The Aug. 22 decision at the 5th Circuit U.S. Appeals Court in U.S. v. Morton giving law enforcement broad discretion in searching individuals’ cell phones, was “a setback to the privacy protections for cell phones recognized” in the 2014 Supreme Court case Riley v. California, blogged Jennifer Lynch, Electronic Frontier Foundation surveillance litigation director. “Cell phones contain deeply personal information that should be afforded strong protections by the Fourth Amendment,” said Lynch. “Courts should not allow law enforcement to have limitless authority in executing search warrants on cell phones,” she said. They should follow the approach of “numerous other courts” and require cellphone warrants “that are narrowly tailored to the crime under investigation,” she said.

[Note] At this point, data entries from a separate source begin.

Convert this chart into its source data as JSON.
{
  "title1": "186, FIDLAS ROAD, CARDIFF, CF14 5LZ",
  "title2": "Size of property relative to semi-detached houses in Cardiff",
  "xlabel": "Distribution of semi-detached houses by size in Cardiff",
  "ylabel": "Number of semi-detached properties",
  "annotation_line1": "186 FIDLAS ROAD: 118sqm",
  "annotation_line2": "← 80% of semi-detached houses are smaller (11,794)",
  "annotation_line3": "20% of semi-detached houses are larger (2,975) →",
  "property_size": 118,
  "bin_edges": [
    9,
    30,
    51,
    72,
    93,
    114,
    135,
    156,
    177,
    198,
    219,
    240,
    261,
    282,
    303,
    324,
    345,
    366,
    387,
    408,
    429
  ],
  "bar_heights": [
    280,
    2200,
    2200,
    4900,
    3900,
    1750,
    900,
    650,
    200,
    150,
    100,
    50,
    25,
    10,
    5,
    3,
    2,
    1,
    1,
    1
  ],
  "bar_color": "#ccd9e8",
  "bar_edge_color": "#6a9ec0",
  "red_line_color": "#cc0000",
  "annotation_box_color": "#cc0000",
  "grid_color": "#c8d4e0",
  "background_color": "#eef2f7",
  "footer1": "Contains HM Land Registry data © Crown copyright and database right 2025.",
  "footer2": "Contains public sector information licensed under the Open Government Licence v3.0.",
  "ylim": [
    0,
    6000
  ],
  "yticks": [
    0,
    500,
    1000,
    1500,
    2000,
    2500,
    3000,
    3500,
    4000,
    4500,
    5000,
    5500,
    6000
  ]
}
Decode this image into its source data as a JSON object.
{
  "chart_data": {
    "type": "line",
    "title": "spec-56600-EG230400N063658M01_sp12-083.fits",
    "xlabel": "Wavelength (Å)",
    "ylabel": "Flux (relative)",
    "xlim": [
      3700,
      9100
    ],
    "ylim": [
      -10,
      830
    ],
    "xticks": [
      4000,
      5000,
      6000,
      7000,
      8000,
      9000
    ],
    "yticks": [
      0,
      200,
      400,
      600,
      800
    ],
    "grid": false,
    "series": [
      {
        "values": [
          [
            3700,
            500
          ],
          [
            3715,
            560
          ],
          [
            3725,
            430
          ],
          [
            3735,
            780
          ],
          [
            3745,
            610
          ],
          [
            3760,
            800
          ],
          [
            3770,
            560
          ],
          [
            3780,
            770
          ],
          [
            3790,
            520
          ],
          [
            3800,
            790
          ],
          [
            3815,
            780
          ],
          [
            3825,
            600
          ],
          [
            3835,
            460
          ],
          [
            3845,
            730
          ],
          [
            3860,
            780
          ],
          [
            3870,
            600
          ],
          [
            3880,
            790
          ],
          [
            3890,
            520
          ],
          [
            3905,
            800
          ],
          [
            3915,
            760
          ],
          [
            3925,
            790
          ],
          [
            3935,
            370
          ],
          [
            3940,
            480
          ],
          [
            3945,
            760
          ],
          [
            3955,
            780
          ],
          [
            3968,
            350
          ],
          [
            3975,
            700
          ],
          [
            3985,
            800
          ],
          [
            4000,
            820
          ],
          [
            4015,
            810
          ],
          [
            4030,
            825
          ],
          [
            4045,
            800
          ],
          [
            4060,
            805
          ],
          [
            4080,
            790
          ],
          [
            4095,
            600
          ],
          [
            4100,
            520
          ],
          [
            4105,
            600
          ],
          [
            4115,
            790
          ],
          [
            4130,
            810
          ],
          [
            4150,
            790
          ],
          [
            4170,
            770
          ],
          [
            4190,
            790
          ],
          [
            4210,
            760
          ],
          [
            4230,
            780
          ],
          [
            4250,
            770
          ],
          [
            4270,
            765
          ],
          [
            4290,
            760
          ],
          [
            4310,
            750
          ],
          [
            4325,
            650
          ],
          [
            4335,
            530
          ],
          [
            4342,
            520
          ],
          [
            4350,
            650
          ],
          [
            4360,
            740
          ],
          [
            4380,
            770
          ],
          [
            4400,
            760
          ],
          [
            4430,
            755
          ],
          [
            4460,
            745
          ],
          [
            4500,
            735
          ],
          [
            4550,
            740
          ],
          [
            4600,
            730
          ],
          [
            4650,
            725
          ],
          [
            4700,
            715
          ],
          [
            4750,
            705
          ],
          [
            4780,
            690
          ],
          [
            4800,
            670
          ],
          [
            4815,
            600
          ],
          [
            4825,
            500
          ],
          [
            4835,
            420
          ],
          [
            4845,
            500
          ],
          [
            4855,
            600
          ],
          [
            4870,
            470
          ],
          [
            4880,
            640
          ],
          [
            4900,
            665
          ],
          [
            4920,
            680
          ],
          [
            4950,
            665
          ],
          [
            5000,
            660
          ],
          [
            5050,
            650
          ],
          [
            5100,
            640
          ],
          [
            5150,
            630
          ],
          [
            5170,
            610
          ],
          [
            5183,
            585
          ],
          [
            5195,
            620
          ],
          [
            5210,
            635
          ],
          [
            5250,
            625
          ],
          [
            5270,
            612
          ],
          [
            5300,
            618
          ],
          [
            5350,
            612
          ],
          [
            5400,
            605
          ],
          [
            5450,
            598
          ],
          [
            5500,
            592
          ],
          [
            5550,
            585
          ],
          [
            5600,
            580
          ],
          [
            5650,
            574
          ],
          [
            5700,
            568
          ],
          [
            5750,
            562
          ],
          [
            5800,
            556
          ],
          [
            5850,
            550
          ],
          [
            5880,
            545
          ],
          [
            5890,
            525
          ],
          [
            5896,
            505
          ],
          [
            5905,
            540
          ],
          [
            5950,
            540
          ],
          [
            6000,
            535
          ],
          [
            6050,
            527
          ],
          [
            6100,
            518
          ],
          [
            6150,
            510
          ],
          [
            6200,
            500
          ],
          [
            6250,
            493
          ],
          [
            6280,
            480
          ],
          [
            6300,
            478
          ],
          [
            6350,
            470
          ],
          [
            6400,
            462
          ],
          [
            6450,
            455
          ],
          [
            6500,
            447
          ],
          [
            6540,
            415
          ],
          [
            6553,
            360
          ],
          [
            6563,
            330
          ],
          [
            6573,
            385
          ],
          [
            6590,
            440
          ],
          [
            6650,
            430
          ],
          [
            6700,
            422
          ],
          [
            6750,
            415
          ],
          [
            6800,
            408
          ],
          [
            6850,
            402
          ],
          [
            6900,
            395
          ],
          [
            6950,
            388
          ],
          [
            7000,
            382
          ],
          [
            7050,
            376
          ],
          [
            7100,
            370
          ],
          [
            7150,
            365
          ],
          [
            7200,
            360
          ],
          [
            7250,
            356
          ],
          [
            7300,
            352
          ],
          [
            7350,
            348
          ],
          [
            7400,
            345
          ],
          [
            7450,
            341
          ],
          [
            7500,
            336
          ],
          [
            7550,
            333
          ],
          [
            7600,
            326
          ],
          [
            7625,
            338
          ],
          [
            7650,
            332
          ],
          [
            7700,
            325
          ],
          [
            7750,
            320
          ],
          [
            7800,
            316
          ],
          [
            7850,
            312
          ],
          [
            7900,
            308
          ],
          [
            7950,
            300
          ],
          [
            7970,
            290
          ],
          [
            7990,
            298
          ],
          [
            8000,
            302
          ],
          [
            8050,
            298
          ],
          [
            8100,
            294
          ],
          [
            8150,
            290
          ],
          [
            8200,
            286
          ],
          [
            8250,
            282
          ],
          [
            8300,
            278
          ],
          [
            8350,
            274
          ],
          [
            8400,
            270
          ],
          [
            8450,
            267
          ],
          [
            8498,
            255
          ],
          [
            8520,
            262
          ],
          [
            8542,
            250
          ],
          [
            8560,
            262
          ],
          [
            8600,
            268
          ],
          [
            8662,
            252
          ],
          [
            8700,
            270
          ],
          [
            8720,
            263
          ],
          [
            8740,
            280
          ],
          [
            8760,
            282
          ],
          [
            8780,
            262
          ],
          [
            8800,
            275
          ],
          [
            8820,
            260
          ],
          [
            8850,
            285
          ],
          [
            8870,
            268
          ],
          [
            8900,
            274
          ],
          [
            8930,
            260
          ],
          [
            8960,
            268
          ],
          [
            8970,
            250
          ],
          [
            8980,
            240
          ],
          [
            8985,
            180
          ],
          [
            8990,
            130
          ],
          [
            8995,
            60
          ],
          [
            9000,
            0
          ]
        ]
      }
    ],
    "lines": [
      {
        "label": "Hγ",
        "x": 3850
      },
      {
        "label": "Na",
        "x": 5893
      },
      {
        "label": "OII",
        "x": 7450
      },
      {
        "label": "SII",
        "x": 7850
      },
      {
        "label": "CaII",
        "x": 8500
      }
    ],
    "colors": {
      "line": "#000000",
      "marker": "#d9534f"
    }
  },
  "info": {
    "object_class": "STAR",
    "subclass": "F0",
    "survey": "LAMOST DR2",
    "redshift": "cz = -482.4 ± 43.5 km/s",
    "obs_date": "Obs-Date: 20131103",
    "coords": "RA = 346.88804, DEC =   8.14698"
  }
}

The California Superior Court in San Francisco found in a Sept. 30 decision in People v. Dawes that a geofence warrant issued to San Francisco police violated the Fourth Amendment and California’s “landmark electronic communications privacy law,” blogged Jennifer Lynch, Electronic Frontier Foundation director-surveillance litigation. Geofence warrants aid law enforcement in identifying an unknown suspect by obtaining geolocation data of all electronic devices at the location, on the date and at the time of the criminal activity. A geofence warrant captures all the users located within that area during the time period specified. The court “suppressed evidence stemming from the warrant, becoming the first court in California to do so,” said Lynch Tuesday. “EFF filed an amicus brief early on in the case, arguing geofence warrants are unconstitutional.” Though EFF was disappointed that the ruling was “narrow,” the decision “does place important limits on future police use of these warrants,” she said. “Not only will San Francisco police now be required to ensure the scope of their warrants is extremely narrow, officers must go back to the court for a new warrant at each step of the geofence process. This is at least a step in the right direction.”